Under normal circumstances, that would be fine, since our body is designed to store fat and release it as needed. But the abnormal insulin response elicited by industrial carbohydrate-rich foods, together with other hormonal responses, leads to a little more body fat accumulation, and for longer, than it should. And I’m talking here about people without any metabolic damage. Saturated and monounsaturated fats are healthy when eaten, but when they are stored as excess body fat, they become pro-inflammatory.
Body fat is like an organ, secreting many hormones into the bloodstream, several of which are pro-inflammatory. One of those pro-inflammatory hormones, which I believe is closely linked with many diseases of civilization, is tumor necrosis factor. (The acronym is now TNF. Apparently the “-alpha” after its name and acronym has been dropped recently.) Dietary fat, particularly saturated fat, seems to be anti-inflammatory. In other words, body fat accumulation is the problem. You only need 30 g/d of excess body fat accumulation to gain around 24 lbs of fat per year. Over three years, that will add up to over 70 lbs of body fat.
In my view, ultimately it is excess inflammation (which is, in essence, a vascular response) that is at the source of most of the diseases of civilization.
That is where the nonlinearity comes in. Insulin is healthy up to a point. Beyond that, it starts causing health problems, over time. And one of the main mechanisms by which it does so is via excessive body fat accumulation, with different damage threshold levels for different people. Insulin may decrease appetite as it goes up, but it increases it if goes down too much. If it goes up abnormally, typically it will go down too much. As it reaches a trough it induces hypoglycemia, even if mildly.

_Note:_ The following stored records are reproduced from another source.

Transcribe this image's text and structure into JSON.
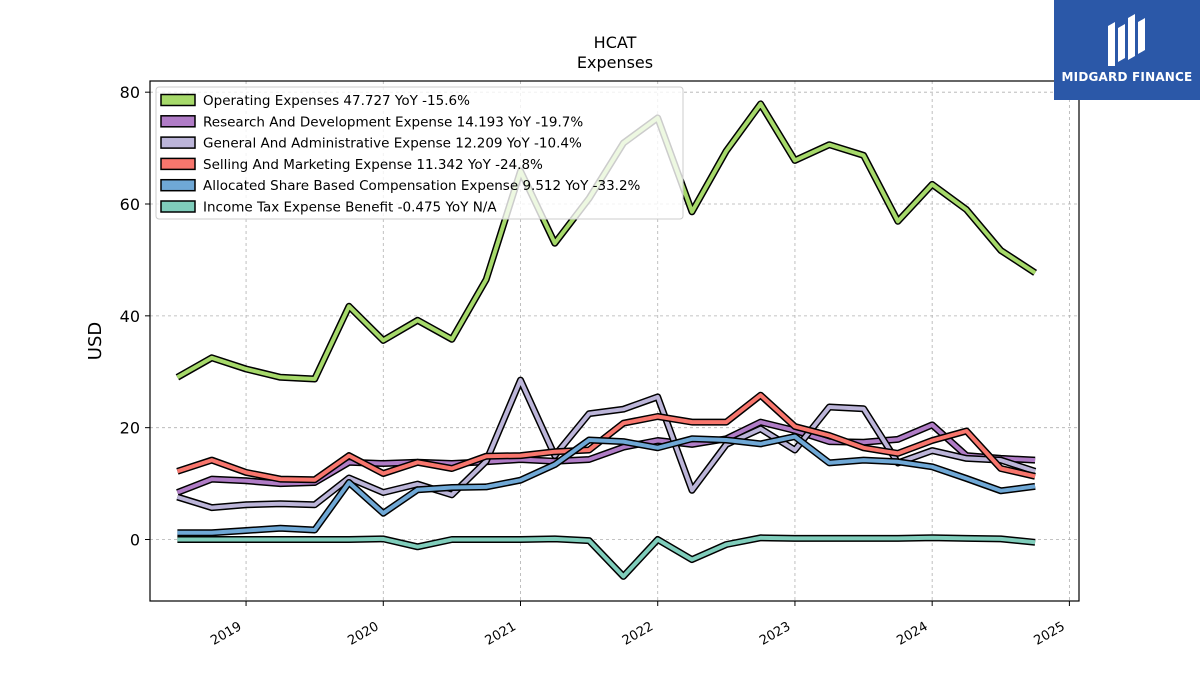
{
  "title": "HCAT",
  "subtitle": "Expenses",
  "logo": {
    "text": "MIDGARD FINANCE",
    "bg": "#2b58a8"
  },
  "chart_data": {
    "type": "line",
    "ylabel": "USD",
    "xlabel": "",
    "ylim": [
      -11,
      82
    ],
    "xlim": [
      2018.3,
      2025.07
    ],
    "yticks": [
      0,
      20,
      40,
      60,
      80
    ],
    "xticks": [
      "2019",
      "2020",
      "2021",
      "2022",
      "2023",
      "2024",
      "2025"
    ],
    "grid": true,
    "legend_position": "top-left",
    "x": [
      2018.5,
      2018.75,
      2019.0,
      2019.25,
      2019.5,
      2019.75,
      2020.0,
      2020.25,
      2020.5,
      2020.75,
      2021.0,
      2021.25,
      2021.5,
      2021.75,
      2022.0,
      2022.25,
      2022.5,
      2022.75,
      2023.0,
      2023.25,
      2023.5,
      2023.75,
      2024.0,
      2024.25,
      2024.5,
      2024.75
    ],
    "series": [
      {
        "name": "Operating Expenses",
        "legend": "Operating Expenses  47.727 YoY -15.6%",
        "color": "#a6d96a",
        "values": [
          29.0,
          32.5,
          30.5,
          29.0,
          28.7,
          41.7,
          35.6,
          39.2,
          35.8,
          46.5,
          65.9,
          53.0,
          61.0,
          70.9,
          75.4,
          58.6,
          69.5,
          77.9,
          67.8,
          70.6,
          68.7,
          56.9,
          63.5,
          59.0,
          51.7,
          47.7
        ]
      },
      {
        "name": "Research And Development Expense",
        "legend": "Research And Development Expense  14.193 YoY -19.7%",
        "color": "#b07cc6",
        "values": [
          8.4,
          10.8,
          10.5,
          10.0,
          10.2,
          13.8,
          13.6,
          13.8,
          13.6,
          13.9,
          14.3,
          14.0,
          14.3,
          16.5,
          17.7,
          17.0,
          18.0,
          21.0,
          19.5,
          17.5,
          17.4,
          17.9,
          20.5,
          15.0,
          14.5,
          14.2
        ]
      },
      {
        "name": "General And Administrative Expense",
        "legend": "General And Administrative Expense  12.209 YoY -10.4%",
        "color": "#bcb5d9",
        "values": [
          7.6,
          5.7,
          6.2,
          6.4,
          6.2,
          11.0,
          8.4,
          9.9,
          8.0,
          14.0,
          28.5,
          15.0,
          22.5,
          23.3,
          25.5,
          8.8,
          17.0,
          19.8,
          16.0,
          23.7,
          23.4,
          13.7,
          15.9,
          14.5,
          14.2,
          12.2
        ]
      },
      {
        "name": "Selling And Marketing Expense",
        "legend": "Selling And Marketing Expense  11.342 YoY -24.8%",
        "color": "#f8766d",
        "values": [
          12.2,
          14.2,
          12.0,
          10.8,
          10.7,
          15.0,
          11.8,
          13.8,
          12.7,
          14.9,
          15.0,
          15.7,
          16.0,
          20.8,
          22.0,
          21.0,
          21.0,
          25.8,
          20.2,
          18.6,
          16.4,
          15.4,
          17.7,
          19.4,
          12.7,
          11.3
        ]
      },
      {
        "name": "Allocated Share Based Compensation Expense",
        "legend": "Allocated Share Based Compensation Expense  9.512 YoY -33.2%",
        "color": "#6fa8d6",
        "values": [
          1.2,
          1.2,
          1.6,
          2.0,
          1.7,
          10.2,
          4.7,
          8.9,
          9.3,
          9.4,
          10.6,
          13.4,
          17.8,
          17.5,
          16.4,
          18.0,
          17.8,
          17.1,
          18.4,
          13.7,
          14.2,
          13.9,
          13.0,
          10.9,
          8.7,
          9.5
        ]
      },
      {
        "name": "Income Tax Expense Benefit",
        "legend": "Income Tax Expense Benefit  -0.475 YoY N/A",
        "color": "#7fcdbb",
        "values": [
          0.0,
          0.0,
          0.0,
          0.0,
          0.0,
          0.0,
          0.1,
          -1.3,
          0.0,
          0.0,
          0.0,
          0.1,
          -0.2,
          -6.6,
          0.0,
          -3.6,
          -0.9,
          0.3,
          0.2,
          0.2,
          0.2,
          0.2,
          0.3,
          0.2,
          0.1,
          -0.5
        ]
      }
    ]
  }
}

Take a look at the graph below, from this post showing the glucose variations in normoglycemic individuals. There is a lot of variation among different individuals, but it is clear that the magnitude of the hypoglycemic dips is inversely correlated with the magnitude of the glucose spikes. That inverse correlation is due primarily to the effect of insulin. Under normal circumstances, a decrease in circulating insulin would promote an increase in free fatty acids in circulation, which would normally have a suppressing effect on hunger in the hours after a meal. But industrial carbohydrate-rich foods lead to increases and decreases in glucose and insulin that are too steep, causing the opposite effect.
You may ask: why do you keep talking about industrial carbohydrate-rich foods? Why not talk about industrial protein- or fat-rich foods as well? The reason is that the food industry has not been very successful at producing industrial protein- or fat-rich foods that are palatable without adding a lot of carbohydrate to them.
More often than not they need enough carbohydrate added in the form of sugar to become truly addictive.